Coinbase Increases Junk Bond Supply to $2 Billion

The day before yesterday it was announced that the popular American cryptocurrency exchange Coinbase wanted to raise $1.5 billion through a debt offering. Since then, the company has seen tremendous demand for its junk bond offerings, prompting the company to increase sales by one-third, from $1.5 billion to $2 billion.


Strong support from debt investors

According to the Economic Times Investors are said to have placed orders for at least $7 billion with 7- and 10-year maturities since Coinbase was announced.

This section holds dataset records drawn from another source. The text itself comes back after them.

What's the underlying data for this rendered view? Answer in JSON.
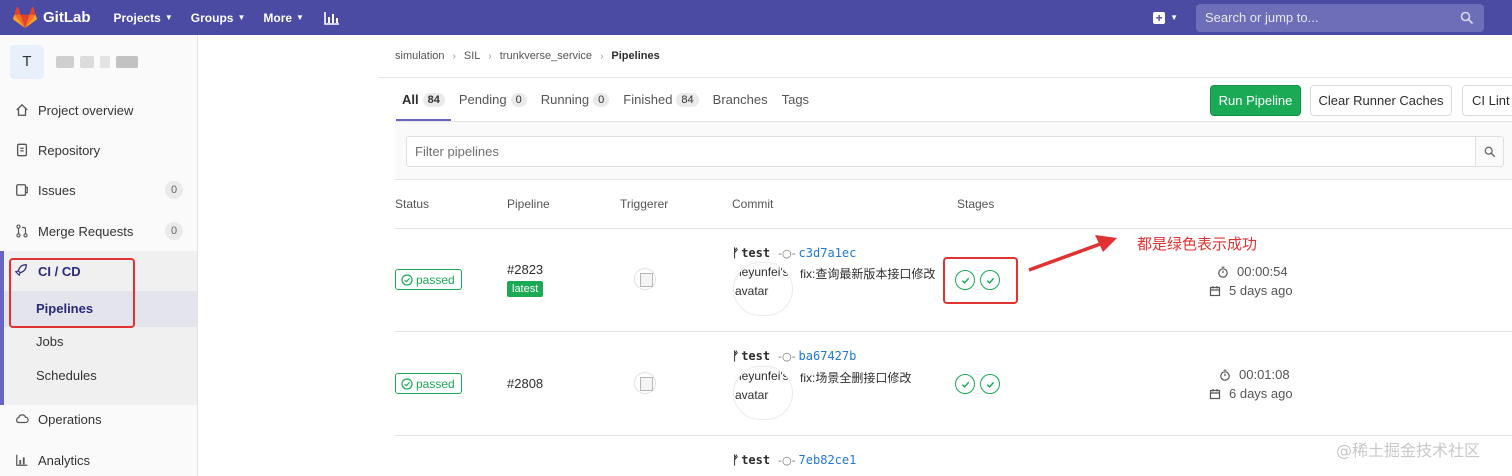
{
  "navbar": {
    "brand": "GitLab",
    "menu": [
      {
        "label": "Projects"
      },
      {
        "label": "Groups"
      },
      {
        "label": "More"
      }
    ],
    "search_placeholder": "Search or jump to...",
    "colors": {
      "bar": "#4b4ba3"
    }
  },
  "sidebar": {
    "project_initial": "T",
    "items": [
      {
        "label": "Project overview",
        "icon": "home-icon"
      },
      {
        "label": "Repository",
        "icon": "document-icon"
      },
      {
        "label": "Issues",
        "icon": "issues-icon",
        "count": "0"
      },
      {
        "label": "Merge Requests",
        "icon": "merge-request-icon",
        "count": "0"
      }
    ],
    "cicd": {
      "label": "CI / CD",
      "sub_items": [
        {
          "label": "Pipelines",
          "active": true
        },
        {
          "label": "Jobs"
        },
        {
          "label": "Schedules"
        }
      ]
    },
    "bottom_items": [
      {
        "label": "Operations",
        "icon": "cloud-icon"
      },
      {
        "label": "Analytics",
        "icon": "chart-icon"
      }
    ]
  },
  "breadcrumb": [
    "simulation",
    "SIL",
    "trunkverse_service",
    "Pipelines"
  ],
  "tabs": [
    {
      "label": "All",
      "count": "84",
      "active": true
    },
    {
      "label": "Pending",
      "count": "0"
    },
    {
      "label": "Running",
      "count": "0"
    },
    {
      "label": "Finished",
      "count": "84"
    },
    {
      "label": "Branches"
    },
    {
      "label": "Tags"
    }
  ],
  "buttons": {
    "run_pipeline": "Run Pipeline",
    "clear_caches": "Clear Runner Caches",
    "ci_lint": "CI Lint"
  },
  "filter_placeholder": "Filter pipelines",
  "table": {
    "headers": [
      "Status",
      "Pipeline",
      "Triggerer",
      "Commit",
      "Stages"
    ],
    "rows": [
      {
        "status": "passed",
        "pipeline": "#2823",
        "latest": "latest",
        "branch": "test",
        "sha": "c3d7a1ec",
        "avatar_alt": "heyunfei's avatar",
        "message": "fix:查询最新版本接口修改",
        "duration": "00:00:54",
        "finished": "5 days ago"
      },
      {
        "status": "passed",
        "pipeline": "#2808",
        "branch": "test",
        "sha": "ba67427b",
        "avatar_alt": "heyunfei's avatar",
        "message": "fix:场景全删接口修改",
        "duration": "00:01:08",
        "finished": "6 days ago"
      },
      {
        "branch": "test",
        "sha": "7eb82ce1"
      }
    ]
  },
  "annotation": {
    "text": "都是绿色表示成功",
    "color": "#e03232"
  },
  "watermark": "@稀土掘金技术社区"
}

The interest rates for this are 3.375 and 3.625% respectively.

According to an anonymous source, the interest rates are said to be cheaper than the initial quotes offered by Coinbase. This suggests that buyers have a higher opinion of the company’s creditworthiness than initially suspected by the crypto exchange.

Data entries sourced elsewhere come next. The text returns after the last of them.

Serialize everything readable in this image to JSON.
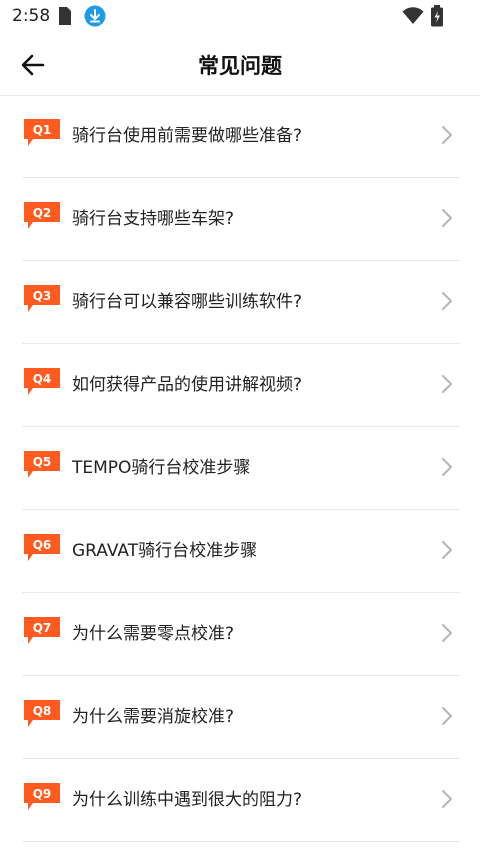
{
  "status_bar": {
    "time": "2:58"
  },
  "header": {
    "title": "常见问题",
    "back_icon": "arrow-left-icon"
  },
  "accent_color": "#ff5a1f",
  "faq": [
    {
      "badge": "Q1",
      "question": "骑行台使用前需要做哪些准备?"
    },
    {
      "badge": "Q2",
      "question": "骑行台支持哪些车架?"
    },
    {
      "badge": "Q3",
      "question": "骑行台可以兼容哪些训练软件?"
    },
    {
      "badge": "Q4",
      "question": "如何获得产品的使用讲解视频?"
    },
    {
      "badge": "Q5",
      "question": "TEMPO骑行台校准步骤"
    },
    {
      "badge": "Q6",
      "question": "GRAVAT骑行台校准步骤"
    },
    {
      "badge": "Q7",
      "question": "为什么需要零点校准?"
    },
    {
      "badge": "Q8",
      "question": "为什么需要消旋校准?"
    },
    {
      "badge": "Q9",
      "question": "为什么训练中遇到很大的阻力?"
    }
  ]
}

In addition, strong demand would show “great support from debt investors,” said Bloomberg intelligence analyst Julie Chariell.


What are junk bonds anyway?

Junk bonds refer to corporate debt issued by a company that does not have an investment-grade credit rating. This is true for Coinbase, as their rating would have fallen one rank below investment grade. According to Bloomberg indexes, comparable debt offerings would yield an average return of 2.86%. Coinbase is therefore expected to be slightly above this. Due to the lower creditworthiness, junk bonds tend to have higher yields than investment-grade corporate bonds.

The bullish investor sentiment surrounding Coinbase comes despite the US Securities and Exchange Commission (SEC) threatening legal action against the crypto exchange if it launches a USDC lending product. Prior to the SEC’s warning, the exchange planned to launch its crypto lending product ‘Lend’ in just “a few weeks”. However, it remains to be seen whether this lending product will actually be launched.